Deux super Terres découvertes à 105 années-lumière de nous : l’une est dans la zone habitable

Deux Super Terres Découvertes à 105 Années Lumière De Nous :

Une équipe de recherche internationale a identifié deux planètes rocheuses autour d’une étoile froide et sombre. On pourrait contenir de l’eau liquide.

Une super Terre.  Crédit : Trent Schindler, Fondation nationale des sciences

Une super Terre. Crédit : Trent Schindler, Fondation nationale des sciences

Deux planètes rocheuses ont été découvertes à 105 années-lumière de la Terre en orbite autour d’une étoile froide et sombre. L’un des deux corps célestes est situé dans la zone habitable de l’étoile de référence, ce qui indique qu’il pourrait héberger à sa surface de l’eau liquide, principal élément de la vie. En d’autres termes, l’exoplanète nouvellement découverte pourrait être peuplée de formes de vie extraterrestres, du moins celles liées à la biologie que nous connaissons. Pour les experts, il s’agit du système stellaire le plus intéressant après TRAPPIST-1, présenté par la NASA lors d’une conférence de presse passionnée en 2017 en raison de la présence de sept planètes semblables à la Terre, dont trois dans la zone habitable.

Une équipe de recherche internationale dirigée par des scientifiques belges de l’Université de Liège et du centre Space Sciences, Technologies and Astrophysics Research (STAR), qui a collaboré étroitement avec des collègues de Cavendish, a découvert et décrit les deux planètes rocheuses.Laboratory, University of Colorado at Boulder , Instituto de Astrofísica de Canarias (IAC), National Astronomical Observatory of Japan, NASA Ames Research Center, Subaru Telescope, Université de Berne, National Center of Competence in Research (NCCR) PlanetS et de nombreux autres observatoires et centres de recherche. Les chercheurs, coordonnés par le professeur Laetitia Delrez, professeur d’astronomie à l’unité de recherche en astrobiologie de l’université belge, ont découvert les deux exoplanètes en analysant les données recueillies par le « chasseur de planètes » TESS de la NASA, héritier spirituel du célèbre télescope Kepler. Les érudits les ont détectés grâce à la technique du transit, soit de faibles variations de luminosité dans la lumière d’une étoile dues au passage des planètes.

Plus précisément, ils scannaient les données d’une petite étoile naine rouge froide appelée LP 890-9, également connue sous le nom de TOI-4306. En l’observant avec des instruments infrarouges sensibles, comme les télescopes du consortium SPECULOOS (Search for habitable Planets EClipsing ULtra-cOOl Stars), ils ont pu révéler la présence de la première exoplanète, baptisée LP 890-9b. Le second, LP 890-9c, a été identifié peu de temps après grâce à une enquête plus approfondie. Sur la base des données recueillies, les scientifiques ont déterminé que LP 890-9b a un diamètre de 1,32 fois celui de la Terre et une masse 13 fois plus grande (ce qui en fait une soi-disant super-Terre), tandis que LP 890-9c a un diamètre 1,37 fois plus grand et masse 25 fois plus grande.

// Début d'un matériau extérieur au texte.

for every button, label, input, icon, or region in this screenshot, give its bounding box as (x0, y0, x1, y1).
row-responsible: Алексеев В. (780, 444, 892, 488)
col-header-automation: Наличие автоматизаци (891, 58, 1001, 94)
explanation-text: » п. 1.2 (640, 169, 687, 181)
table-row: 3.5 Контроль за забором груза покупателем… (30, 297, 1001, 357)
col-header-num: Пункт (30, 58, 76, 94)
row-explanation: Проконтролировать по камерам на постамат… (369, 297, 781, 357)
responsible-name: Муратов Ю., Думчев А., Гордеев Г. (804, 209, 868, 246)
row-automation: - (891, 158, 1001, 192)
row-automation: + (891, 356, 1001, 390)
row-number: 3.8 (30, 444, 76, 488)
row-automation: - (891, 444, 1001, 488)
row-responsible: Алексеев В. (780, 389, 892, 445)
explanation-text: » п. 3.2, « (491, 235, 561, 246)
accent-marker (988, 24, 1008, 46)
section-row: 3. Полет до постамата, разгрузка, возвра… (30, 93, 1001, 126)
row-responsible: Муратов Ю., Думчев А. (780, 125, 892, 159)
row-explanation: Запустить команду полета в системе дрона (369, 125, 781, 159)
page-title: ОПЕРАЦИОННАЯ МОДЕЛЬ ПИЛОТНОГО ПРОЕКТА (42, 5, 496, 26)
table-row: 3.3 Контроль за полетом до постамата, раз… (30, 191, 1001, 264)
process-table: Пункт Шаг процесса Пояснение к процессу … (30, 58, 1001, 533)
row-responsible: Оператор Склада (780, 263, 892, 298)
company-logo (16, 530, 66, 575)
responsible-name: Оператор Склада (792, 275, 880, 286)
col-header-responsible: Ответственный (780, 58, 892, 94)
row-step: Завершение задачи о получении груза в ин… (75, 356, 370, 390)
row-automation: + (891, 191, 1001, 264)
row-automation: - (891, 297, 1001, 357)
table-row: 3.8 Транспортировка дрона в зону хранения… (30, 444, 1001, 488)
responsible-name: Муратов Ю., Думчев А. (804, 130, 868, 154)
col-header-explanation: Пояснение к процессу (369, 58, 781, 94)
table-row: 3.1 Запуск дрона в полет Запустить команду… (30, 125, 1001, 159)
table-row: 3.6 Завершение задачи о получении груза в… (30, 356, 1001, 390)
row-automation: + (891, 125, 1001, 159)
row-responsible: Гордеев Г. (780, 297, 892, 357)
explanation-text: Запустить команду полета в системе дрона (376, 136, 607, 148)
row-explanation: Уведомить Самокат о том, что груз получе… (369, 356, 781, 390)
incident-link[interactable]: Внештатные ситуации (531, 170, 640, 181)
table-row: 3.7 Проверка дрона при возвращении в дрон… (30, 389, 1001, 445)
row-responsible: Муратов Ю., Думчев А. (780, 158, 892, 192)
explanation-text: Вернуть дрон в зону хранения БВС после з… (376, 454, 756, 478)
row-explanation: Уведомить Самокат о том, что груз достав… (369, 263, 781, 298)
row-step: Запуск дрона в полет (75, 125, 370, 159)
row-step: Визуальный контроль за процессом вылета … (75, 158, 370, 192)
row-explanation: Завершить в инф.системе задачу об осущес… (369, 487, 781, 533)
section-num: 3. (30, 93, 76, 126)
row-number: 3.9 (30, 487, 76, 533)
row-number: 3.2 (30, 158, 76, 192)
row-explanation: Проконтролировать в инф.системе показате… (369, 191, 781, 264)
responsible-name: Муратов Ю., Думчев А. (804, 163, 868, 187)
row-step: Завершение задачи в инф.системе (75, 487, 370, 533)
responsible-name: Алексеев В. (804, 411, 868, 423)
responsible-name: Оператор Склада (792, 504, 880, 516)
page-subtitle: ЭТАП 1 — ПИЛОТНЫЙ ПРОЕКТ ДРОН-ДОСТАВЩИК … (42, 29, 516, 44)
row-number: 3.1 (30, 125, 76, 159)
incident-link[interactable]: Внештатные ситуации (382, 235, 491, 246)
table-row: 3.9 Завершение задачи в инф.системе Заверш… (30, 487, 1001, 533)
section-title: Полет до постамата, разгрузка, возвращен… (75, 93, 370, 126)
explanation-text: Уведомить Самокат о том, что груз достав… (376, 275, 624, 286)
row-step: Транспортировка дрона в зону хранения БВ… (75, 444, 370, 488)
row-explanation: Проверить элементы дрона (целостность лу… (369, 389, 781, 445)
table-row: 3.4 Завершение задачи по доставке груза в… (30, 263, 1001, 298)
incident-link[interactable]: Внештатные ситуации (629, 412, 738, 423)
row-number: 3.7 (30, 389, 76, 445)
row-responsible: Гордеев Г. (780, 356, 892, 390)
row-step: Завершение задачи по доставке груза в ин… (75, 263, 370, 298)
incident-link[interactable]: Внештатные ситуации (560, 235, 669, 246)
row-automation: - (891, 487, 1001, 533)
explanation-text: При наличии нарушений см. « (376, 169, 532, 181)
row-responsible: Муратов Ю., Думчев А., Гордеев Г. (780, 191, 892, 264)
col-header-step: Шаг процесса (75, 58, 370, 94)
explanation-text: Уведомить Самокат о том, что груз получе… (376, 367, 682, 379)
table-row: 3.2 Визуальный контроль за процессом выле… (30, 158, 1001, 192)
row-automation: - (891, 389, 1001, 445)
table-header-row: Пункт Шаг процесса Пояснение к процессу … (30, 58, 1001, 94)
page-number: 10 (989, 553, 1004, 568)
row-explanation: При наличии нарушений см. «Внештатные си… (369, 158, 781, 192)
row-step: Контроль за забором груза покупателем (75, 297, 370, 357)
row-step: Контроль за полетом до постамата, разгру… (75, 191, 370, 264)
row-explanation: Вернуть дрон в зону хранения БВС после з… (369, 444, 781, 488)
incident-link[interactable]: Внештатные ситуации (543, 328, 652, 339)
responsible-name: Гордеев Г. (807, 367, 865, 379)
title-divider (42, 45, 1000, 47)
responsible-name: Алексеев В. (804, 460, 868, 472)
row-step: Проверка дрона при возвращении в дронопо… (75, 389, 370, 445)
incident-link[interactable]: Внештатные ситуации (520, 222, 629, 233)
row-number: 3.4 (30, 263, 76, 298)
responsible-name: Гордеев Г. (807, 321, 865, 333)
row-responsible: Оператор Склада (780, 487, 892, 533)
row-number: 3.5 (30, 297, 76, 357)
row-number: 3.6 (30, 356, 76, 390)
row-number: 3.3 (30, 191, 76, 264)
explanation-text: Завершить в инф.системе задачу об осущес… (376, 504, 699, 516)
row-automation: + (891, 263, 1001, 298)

La plus intéressante des deux est la seconde, caractérisée par une période orbitale de 8,4 jours. Elle se trouve en fait dans la zone habitable ou Boucle d’or de son étoile, c’est-à-dire qu’elle orbite à une distance telle que les températures ne sont ni trop chaudes ni trop rigides, permettant la présence potentielle d’eau liquide en surface. Les niveaux de rayonnement reçus par LP 890-9c sont similaires à ceux de la Terre, il pourrait donc s’agir d’un monde vivant et peuplé, bien qu’il n’y ait actuellement aucune confirmation. D’autres observations, par exemple avec le futuriste télescope spatial James Webb, aideront les scientifiques à mieux le caractériser et à déterminer s’il pourrait vraiment exister une atmosphère similaire à celle de la Terre. De plus, la position seule ne suffit pas, comme le précise le professeur Robert Wells de l’Université de Berne. « Être au bon endroit ne garantit pas une plage de palmiers. Notre planète voisine Vénus, qui est pour ainsi dire une cocotte-minute riche en dioxyde de carbone, proche des 500 degrés Celsius, est également proche de cette zone dite habitable autour du Soleil », a commenté l’expert dans un communiqué. Les détails de la recherche « Deux super-Terres tempérées transitant par une naine de type M proche? » ont été publiés sur la base de données en ligne arXiv, en attente de publication dans une revue scientifique.